Posts Tagged “urinal”

urinal.gifA public men’s room can be a bizarre place. It’s a place where every man goes at some point in his life, but rarely is he ever completely comfortable with it. Larry “Wide Stance” Craig and George Michael are notable exceptions. Arenas and Stadiums often have a long trough where men have to line up next to each other, whip it out, and pretend they’re completely secure with the situation. It looks like a germ-a-phobe convention in there with people trying to avoid elbow-to-elbow and eye contact at all costs. In these situations urinals are a luxury. Urinals with a divider are a majorly kick-ass.

However, the urinal also provides for weirdness. I’m talking about urinal posture. You’ll see strange postures at urinals that are never seen at the troughs. There are three major types:

The Reverent - head down, feet shoulder-width apart, both hands in front of the pelvis. It looks a little like the guy is praying for a bigger one. He doesn’t want trouble. He just wants to relieve himself and go.
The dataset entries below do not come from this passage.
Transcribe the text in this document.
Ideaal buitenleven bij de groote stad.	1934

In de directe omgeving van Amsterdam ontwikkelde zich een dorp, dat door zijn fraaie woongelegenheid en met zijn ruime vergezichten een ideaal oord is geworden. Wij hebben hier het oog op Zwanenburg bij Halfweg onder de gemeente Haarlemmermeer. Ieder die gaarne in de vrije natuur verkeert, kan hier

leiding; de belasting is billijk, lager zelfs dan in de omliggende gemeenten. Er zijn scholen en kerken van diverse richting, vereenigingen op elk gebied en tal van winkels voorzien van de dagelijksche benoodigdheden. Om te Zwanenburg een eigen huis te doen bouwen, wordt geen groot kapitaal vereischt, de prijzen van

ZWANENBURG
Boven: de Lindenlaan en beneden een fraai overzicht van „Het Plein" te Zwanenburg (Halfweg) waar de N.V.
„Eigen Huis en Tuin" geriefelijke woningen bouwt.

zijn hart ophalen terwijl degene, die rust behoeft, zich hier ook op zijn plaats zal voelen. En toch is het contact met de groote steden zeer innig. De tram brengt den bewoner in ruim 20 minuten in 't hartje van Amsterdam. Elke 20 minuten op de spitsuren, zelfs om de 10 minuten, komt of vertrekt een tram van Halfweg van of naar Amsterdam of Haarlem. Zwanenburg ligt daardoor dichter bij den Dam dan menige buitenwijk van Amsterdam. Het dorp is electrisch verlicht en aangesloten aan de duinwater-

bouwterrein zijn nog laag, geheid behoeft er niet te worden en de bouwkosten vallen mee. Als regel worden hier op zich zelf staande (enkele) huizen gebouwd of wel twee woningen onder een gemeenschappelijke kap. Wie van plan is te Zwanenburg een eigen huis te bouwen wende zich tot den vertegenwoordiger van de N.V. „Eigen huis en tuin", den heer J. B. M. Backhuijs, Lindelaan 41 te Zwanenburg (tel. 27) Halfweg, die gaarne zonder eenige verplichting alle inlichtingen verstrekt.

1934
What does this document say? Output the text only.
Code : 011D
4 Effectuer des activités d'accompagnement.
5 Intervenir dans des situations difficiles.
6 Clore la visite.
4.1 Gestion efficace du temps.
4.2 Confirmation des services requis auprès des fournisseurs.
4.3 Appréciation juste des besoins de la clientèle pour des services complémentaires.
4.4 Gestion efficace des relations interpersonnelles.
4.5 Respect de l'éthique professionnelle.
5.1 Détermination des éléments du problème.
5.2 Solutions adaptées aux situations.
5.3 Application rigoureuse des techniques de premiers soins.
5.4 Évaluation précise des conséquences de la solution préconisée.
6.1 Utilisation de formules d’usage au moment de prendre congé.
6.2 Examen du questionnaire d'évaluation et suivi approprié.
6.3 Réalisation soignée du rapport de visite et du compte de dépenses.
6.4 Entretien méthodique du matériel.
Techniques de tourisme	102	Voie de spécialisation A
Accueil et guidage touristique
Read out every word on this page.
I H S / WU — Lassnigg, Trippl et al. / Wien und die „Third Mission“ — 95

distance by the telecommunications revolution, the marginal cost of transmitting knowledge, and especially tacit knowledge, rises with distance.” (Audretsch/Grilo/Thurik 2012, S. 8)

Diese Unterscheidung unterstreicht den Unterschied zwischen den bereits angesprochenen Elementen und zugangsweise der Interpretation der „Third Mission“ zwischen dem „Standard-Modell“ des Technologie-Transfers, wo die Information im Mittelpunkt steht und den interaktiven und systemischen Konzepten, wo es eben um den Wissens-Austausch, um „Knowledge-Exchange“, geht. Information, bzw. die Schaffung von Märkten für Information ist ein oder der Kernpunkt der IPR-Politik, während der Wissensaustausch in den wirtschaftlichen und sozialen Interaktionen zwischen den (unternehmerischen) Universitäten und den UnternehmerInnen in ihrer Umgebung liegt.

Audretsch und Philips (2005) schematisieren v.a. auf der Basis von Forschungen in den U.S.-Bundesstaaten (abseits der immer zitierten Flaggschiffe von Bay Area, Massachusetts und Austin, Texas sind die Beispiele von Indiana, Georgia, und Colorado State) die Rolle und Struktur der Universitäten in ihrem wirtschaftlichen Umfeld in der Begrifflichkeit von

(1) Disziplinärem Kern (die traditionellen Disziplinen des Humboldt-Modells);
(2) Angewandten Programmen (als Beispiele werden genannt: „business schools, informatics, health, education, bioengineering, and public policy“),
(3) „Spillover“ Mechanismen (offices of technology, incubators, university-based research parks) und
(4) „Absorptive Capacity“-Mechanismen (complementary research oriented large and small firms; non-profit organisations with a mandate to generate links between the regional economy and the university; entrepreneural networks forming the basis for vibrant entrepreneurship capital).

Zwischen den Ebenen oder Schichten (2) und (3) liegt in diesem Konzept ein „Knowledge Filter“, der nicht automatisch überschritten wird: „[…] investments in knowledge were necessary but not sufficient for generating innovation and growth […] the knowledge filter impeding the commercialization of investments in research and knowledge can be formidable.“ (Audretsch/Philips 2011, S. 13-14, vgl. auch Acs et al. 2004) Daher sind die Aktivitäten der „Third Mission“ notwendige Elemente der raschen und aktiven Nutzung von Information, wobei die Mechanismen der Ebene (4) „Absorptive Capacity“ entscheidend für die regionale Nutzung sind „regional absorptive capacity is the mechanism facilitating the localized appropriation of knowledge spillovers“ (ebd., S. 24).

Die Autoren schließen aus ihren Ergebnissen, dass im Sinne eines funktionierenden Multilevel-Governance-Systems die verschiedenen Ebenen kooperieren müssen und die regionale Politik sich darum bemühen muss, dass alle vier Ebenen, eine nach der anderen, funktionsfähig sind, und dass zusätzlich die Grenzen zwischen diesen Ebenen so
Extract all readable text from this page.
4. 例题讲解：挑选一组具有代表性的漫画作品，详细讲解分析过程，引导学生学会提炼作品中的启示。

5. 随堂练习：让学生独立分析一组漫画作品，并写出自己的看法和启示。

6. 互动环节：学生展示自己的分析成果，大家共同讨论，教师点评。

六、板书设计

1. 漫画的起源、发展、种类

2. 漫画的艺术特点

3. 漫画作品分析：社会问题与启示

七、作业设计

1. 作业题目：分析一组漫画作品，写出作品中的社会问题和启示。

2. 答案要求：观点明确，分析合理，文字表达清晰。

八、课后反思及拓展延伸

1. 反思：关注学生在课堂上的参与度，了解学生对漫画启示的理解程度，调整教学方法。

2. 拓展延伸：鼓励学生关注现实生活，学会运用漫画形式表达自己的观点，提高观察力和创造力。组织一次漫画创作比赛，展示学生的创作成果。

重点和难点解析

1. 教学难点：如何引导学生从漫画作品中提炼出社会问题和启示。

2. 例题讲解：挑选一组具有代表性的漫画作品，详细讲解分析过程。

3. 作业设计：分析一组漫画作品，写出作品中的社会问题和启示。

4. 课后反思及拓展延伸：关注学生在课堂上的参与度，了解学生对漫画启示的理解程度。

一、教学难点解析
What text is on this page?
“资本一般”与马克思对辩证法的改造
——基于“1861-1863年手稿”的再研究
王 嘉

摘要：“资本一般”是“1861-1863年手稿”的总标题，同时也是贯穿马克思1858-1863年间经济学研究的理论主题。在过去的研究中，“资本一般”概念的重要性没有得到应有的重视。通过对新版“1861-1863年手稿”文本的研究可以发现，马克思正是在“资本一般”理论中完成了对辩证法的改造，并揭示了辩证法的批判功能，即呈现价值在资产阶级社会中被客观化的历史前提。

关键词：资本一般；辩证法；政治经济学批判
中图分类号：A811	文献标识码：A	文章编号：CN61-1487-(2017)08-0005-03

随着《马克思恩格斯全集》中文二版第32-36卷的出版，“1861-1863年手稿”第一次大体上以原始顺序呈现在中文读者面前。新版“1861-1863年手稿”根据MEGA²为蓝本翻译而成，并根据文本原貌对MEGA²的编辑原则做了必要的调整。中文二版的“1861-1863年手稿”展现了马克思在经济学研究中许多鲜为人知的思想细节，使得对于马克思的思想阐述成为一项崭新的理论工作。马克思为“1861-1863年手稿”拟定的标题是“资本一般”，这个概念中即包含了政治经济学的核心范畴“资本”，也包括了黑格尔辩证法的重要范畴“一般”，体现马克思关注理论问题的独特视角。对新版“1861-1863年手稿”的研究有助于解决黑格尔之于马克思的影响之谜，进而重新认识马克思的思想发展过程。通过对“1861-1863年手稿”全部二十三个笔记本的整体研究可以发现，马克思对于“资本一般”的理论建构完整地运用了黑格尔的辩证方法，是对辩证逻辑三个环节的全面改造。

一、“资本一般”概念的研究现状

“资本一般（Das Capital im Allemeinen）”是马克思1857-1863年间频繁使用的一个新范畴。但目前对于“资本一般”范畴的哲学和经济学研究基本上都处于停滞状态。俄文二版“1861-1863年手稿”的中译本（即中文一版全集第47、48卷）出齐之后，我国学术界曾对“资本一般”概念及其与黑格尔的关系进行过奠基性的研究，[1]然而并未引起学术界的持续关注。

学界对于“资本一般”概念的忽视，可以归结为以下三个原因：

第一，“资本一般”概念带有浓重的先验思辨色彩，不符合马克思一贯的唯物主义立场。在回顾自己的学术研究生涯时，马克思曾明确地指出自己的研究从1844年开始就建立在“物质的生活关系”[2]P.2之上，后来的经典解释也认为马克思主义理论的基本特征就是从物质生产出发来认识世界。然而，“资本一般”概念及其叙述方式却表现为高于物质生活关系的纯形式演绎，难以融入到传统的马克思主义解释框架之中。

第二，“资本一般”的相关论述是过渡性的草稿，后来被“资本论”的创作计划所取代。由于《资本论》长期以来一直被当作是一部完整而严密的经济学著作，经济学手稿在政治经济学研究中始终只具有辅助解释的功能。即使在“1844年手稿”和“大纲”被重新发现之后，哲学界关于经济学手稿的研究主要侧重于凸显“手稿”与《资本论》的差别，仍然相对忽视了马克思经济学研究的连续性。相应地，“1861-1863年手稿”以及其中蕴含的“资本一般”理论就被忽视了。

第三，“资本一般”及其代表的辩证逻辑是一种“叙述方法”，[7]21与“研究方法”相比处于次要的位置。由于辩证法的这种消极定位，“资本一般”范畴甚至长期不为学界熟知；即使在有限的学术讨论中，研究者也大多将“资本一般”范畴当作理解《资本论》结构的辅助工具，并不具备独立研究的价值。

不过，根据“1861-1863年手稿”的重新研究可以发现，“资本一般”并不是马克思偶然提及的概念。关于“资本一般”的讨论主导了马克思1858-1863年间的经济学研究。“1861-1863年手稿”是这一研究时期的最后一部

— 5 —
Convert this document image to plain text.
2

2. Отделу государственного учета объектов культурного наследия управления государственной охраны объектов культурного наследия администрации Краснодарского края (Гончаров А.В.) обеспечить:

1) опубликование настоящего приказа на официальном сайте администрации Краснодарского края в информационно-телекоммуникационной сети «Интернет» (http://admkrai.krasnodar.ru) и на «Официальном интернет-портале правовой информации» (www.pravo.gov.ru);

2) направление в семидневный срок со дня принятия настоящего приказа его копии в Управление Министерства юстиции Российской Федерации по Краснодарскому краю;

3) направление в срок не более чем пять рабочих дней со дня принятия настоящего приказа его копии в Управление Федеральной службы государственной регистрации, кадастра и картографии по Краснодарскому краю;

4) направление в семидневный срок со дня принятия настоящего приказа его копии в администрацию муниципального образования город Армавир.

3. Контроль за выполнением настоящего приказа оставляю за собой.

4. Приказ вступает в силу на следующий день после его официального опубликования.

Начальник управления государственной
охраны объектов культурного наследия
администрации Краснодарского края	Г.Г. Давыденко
The Reverent will rarely talk to you - which is good. This is probably the most common stance and the most comfortable for everyone.

The Destitute - head-down, feet shoulder-width apart, one hand in front of the pelvis, one hand on the wall.

This guy has given up on the prayers of the Reverent. If it weren’t for that wall, he’d probably collapse on the floor and weep over what he’s holding. It’s sad really. Why he feels the need to hold up the wall is anyone’s guess. The later it gets, the more likely you are to see this one especially if the place serves alcohol. A variation on this stance is:

The Line-up - feet more than shoulder-width apart, head up or down, both hands at or above eye-level against the wall. This guy looks like he’s waiting for a pat-down or a reach-around.

Both stances are absurd when the person is sober.

The Executive (aka, The Superman) - feet more than shoulder-width apart, head facing forward or slightly up, one or both hands resting on the hips. If only one hand is on the hips, the other will usually be in front of the pelvis. This guy is showing off his unit to the porcelain. He’s so proud of himself, so self-important, and probably an incredible douche. It is no coincidence that the guys in this posture are usually wearing a suit. I haven’t run the numbers on this, but I suspect that people with Executive pissing posture are also more likely to be blasting out farts with reckless disregard for the pissers around them.

There are variations of each one of these stances, like the Destitute Executive. The worst are the Executives with one hand on the hip and the other holding the cell phone. I’ve seen this on at least 4 occasions, the most recent one within the last week. It’s everything I can do to not drive my foot into their lower-back until their spine snaps and they’re left crippled on the bathroom floor doused in their own urine crying for help.